Eglises d'Asie

Après la mort d’un étudiant, des étudiants catholiques dénoncent l’absurdité de la tradition du bizutage

Publié le 18/03/2010




Des étudiants catholiques veulent mettre fin aux pratiques des brimades initiatiques fortement mises en question depuis qu’un étudiant a été tué au cours d’un bizutage à connotation politique. Interrogés par l’agence Ucanews, des étudiants catholiques ont dénoncé la mort d’Ovitigala Withanage Samantha, un étudiant de troisième année de gestion commerciale qui militait contre le bizutage à l’université de Sri Jayawardenepura. Cinq autres étudiants, qui eux aussi militaient avec lui, blessés, ont été hospitalisés à la suite d’une session de bizutage qui a eu lieu le 7 novembre dernier.

Ce jour-là, un groupe d’environ 200 étudiants est venu perturber une rencontre que les responsables de l’université avaient organisée entre les opposants au bizutage et le Conseil des étudiants qui le défendait. Ce Conseil est, en fait, contrôlé par des étudiants affiliés au Janatha Vimukthi Peramuna (JVP, Front de libération populaire), un parti politique de gauche. Chatura Randika, une camarade de Samantha, a déclaré que le bizutage ne devrait jamais être autorisé dans les universités. Cette pratique s’apparente à un rite d’initiation où ceux de première année doivent obéir aux ordres des anciens et faire des choses stupides, gênantes ou dangereuses. “En tant que chrétiens, bien que minoritaires, nous voudrions faire notre possible pour mettre fin à ces pratiques”, a expliqué Randika, qui a ajouté que les chrétiens doivent cependant être prudents dans ce milieu universitaire “fortement bouddhiste” où les partisans du bizutage peuvent accuser les chrétiens de prosélytisme. Les étudiants catholiques condamnent l’attaque perpétrée par le JVP parce que cet ancien parti révolutionnaire utilise le bizutage pour convertir des jeunes à leur idéologie. “Les brutalités sont surtout le fait de ceux qui viennent de villages reculés et qui veulent compenser leur complexe d’infériorité et de jalousie à l’égard des gens privilégiés de la ville par leur agressivité et leur sadisme”, a-t-il expliqué. Les attaquants du 7 novembre étaient armés de bâtons et de perches cloutées. Samantha est mort d’un coup porté à la tête à l’aide d’un écran d’ordinateur. La police a arrêté dix-huit étudiants qui ont reconnu être liés au JVP.

Le ministre de l’Education a fait allusion aux activités de ce parti dans son message de condoléances. Pourtant, ce même parti, dans un communiqué du 10 novembre, a nié toute implication dans cette affaire et, deux jours plus tard, son secrétaire pour la propagande a affirmé devant des journalistes que son parti “ne pouvait pas être tenu responsable des actions individuelles de ses membres”.

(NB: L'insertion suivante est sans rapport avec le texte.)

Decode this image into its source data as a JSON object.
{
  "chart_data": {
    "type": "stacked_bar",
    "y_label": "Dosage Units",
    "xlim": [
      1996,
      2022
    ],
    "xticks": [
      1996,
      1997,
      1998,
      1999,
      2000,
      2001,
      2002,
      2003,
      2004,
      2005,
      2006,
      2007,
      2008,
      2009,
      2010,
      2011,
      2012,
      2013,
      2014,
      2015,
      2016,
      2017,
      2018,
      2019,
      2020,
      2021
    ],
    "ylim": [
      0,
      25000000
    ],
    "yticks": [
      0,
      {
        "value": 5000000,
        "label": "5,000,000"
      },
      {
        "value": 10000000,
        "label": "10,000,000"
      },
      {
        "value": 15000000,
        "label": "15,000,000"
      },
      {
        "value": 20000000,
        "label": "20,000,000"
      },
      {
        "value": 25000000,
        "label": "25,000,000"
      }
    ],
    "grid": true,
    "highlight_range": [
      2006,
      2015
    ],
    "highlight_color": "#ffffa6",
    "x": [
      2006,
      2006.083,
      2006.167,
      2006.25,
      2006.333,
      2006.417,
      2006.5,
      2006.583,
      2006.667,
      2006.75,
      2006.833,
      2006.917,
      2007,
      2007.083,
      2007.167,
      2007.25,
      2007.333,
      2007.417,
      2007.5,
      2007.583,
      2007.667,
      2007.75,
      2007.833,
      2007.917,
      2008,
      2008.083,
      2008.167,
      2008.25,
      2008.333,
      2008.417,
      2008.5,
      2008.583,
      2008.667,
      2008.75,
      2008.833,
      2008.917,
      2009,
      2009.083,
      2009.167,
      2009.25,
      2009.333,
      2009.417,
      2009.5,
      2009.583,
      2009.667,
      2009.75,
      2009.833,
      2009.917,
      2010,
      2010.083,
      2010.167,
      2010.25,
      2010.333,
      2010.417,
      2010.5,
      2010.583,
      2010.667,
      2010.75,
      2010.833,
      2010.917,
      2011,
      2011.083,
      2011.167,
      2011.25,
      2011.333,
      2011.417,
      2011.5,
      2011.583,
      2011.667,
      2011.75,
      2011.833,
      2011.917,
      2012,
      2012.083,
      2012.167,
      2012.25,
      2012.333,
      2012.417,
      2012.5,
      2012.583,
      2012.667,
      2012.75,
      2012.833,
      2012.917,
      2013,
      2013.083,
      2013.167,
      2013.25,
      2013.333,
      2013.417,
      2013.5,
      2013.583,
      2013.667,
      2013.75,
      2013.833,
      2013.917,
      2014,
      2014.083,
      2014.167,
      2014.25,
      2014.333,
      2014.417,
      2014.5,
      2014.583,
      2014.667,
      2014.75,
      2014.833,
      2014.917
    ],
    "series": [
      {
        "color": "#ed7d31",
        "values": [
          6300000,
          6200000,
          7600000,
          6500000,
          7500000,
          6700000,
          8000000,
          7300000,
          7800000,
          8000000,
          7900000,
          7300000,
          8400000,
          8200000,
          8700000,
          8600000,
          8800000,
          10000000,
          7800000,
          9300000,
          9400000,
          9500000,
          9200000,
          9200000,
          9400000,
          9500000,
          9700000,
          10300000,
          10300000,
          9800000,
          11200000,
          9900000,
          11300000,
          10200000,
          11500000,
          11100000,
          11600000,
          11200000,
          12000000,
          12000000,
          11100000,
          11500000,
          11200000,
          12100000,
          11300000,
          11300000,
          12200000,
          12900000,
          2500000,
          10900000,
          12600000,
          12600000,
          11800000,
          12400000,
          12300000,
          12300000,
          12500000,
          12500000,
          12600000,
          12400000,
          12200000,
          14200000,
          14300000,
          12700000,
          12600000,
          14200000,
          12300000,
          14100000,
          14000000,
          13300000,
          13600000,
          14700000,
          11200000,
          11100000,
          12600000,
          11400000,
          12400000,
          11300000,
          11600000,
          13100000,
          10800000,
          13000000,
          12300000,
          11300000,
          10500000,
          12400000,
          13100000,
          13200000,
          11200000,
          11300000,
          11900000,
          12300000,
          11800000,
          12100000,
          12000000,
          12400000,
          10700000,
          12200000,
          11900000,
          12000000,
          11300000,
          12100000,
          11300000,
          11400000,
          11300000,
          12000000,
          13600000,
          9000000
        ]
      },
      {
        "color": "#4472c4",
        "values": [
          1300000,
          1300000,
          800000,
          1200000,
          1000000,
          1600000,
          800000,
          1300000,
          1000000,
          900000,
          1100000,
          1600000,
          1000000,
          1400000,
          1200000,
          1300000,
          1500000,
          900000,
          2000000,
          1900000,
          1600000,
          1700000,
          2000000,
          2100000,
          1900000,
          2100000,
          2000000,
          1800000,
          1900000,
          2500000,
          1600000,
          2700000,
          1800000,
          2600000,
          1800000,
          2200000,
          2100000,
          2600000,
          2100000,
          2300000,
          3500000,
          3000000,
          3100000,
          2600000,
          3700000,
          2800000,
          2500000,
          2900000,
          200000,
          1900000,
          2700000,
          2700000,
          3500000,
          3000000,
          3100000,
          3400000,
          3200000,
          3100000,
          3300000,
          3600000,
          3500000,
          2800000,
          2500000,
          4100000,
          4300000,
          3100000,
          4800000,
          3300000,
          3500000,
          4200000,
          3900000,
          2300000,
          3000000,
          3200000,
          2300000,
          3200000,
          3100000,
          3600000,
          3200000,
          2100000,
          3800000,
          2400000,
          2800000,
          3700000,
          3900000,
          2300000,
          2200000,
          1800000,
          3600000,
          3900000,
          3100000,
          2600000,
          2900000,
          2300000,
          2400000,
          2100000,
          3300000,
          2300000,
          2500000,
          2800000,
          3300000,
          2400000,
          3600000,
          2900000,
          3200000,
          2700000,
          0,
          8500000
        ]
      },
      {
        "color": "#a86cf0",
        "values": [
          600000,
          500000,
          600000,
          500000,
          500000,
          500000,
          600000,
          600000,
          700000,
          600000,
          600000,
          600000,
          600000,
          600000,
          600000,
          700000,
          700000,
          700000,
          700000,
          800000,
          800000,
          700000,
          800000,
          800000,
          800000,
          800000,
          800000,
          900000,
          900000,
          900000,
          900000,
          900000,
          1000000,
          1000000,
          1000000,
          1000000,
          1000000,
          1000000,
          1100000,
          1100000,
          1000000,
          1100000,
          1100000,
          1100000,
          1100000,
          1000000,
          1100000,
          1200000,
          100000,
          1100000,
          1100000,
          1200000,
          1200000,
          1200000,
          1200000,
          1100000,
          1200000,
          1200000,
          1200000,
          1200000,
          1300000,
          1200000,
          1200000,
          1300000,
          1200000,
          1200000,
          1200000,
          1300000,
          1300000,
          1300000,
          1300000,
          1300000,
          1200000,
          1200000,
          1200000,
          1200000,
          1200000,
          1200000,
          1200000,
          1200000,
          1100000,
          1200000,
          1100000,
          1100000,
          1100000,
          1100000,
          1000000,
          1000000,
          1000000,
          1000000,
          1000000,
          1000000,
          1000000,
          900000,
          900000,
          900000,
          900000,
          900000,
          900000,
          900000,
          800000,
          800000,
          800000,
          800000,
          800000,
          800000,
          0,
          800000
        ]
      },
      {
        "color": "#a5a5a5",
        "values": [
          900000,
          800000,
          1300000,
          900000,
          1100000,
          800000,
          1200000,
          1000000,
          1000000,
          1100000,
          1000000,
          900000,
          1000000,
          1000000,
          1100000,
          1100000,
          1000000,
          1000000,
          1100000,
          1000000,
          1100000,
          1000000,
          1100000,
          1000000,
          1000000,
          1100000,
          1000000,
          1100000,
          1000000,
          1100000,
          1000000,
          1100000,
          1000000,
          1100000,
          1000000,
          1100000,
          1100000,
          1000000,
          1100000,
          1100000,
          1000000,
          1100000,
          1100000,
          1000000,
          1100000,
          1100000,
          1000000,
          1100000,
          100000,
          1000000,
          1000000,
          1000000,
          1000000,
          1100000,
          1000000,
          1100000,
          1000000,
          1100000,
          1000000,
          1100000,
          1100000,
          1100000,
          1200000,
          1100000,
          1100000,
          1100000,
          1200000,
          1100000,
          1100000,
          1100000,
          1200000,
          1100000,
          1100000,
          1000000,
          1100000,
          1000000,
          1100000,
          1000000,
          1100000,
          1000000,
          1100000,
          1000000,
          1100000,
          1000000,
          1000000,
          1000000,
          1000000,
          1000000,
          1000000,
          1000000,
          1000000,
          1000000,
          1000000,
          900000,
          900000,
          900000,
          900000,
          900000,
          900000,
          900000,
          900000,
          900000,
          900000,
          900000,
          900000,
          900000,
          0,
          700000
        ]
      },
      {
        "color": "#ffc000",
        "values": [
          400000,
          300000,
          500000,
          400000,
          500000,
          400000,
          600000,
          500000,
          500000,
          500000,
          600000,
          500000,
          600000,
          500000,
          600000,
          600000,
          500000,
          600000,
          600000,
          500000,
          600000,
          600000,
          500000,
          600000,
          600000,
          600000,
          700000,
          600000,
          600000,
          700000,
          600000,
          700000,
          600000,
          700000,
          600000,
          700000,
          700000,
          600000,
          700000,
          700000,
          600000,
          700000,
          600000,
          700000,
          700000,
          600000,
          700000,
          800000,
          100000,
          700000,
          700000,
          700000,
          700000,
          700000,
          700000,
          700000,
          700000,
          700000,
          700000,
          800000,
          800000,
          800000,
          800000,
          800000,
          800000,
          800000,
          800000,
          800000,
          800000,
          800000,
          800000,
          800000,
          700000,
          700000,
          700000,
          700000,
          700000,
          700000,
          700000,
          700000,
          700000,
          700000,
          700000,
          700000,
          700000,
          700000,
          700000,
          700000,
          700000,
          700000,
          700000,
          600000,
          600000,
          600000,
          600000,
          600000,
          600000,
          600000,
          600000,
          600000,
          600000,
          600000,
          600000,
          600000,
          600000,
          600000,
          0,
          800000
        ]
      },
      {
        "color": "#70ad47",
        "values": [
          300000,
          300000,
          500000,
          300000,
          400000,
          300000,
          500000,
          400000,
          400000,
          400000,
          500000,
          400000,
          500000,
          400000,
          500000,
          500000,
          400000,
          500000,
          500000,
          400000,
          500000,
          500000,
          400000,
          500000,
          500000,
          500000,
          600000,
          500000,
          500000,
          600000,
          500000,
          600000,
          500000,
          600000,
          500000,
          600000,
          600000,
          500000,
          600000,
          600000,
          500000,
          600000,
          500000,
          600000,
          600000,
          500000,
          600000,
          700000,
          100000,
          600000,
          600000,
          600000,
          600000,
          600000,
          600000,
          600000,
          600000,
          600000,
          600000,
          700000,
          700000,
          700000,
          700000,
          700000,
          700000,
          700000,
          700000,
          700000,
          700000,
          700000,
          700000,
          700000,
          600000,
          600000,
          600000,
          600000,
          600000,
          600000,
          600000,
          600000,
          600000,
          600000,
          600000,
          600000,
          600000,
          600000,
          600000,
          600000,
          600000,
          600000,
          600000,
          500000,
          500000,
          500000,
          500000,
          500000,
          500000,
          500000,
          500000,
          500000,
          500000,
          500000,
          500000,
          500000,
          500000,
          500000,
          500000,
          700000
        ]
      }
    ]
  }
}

Kalani Medagoda, secrétaire du Mouvement des étudiants catholiques de l’Université du Sri Lanka et étudiant de l’université de Colombo, a déclaré que l’augmentation des violences résultait de l’action de forces extérieures essayant de capitaliser les forces politiques du campus. “Notre rôle de chrétiens contre la violence devient, chaque jour, de plus en plus nécessaire”. D’après lui, l’ignorance des règles qui régissent le bizutage, l’inaction de la part des organisations religieuses dans l’université, les médiocres relations entre professeurs et étudiants et le mépris à l’égard des étudiantes ajoutent encore au problème. Prasad Silva, de son côté, un autre membre de ce groupe catholique, estime que la survivance du bizutage est due aux 70 % des étudiants qui l’acceptent. Si les étudiants “adoptaient une attitude droite et ferme pour débarrasser notre université de ce vice qui atteint des proportions alarmantes, la tâche serait plus facile”, a-t-il affirmé.

Le JVP, fondé en 1967, est à l’origine de l’éphémère insurrection estudiantine du début des années 1970 et de la plus sérieuse insurrection nationaliste cinghalaise de la fin des années 1980. Désormais assagi, il fait partie du paysage politique.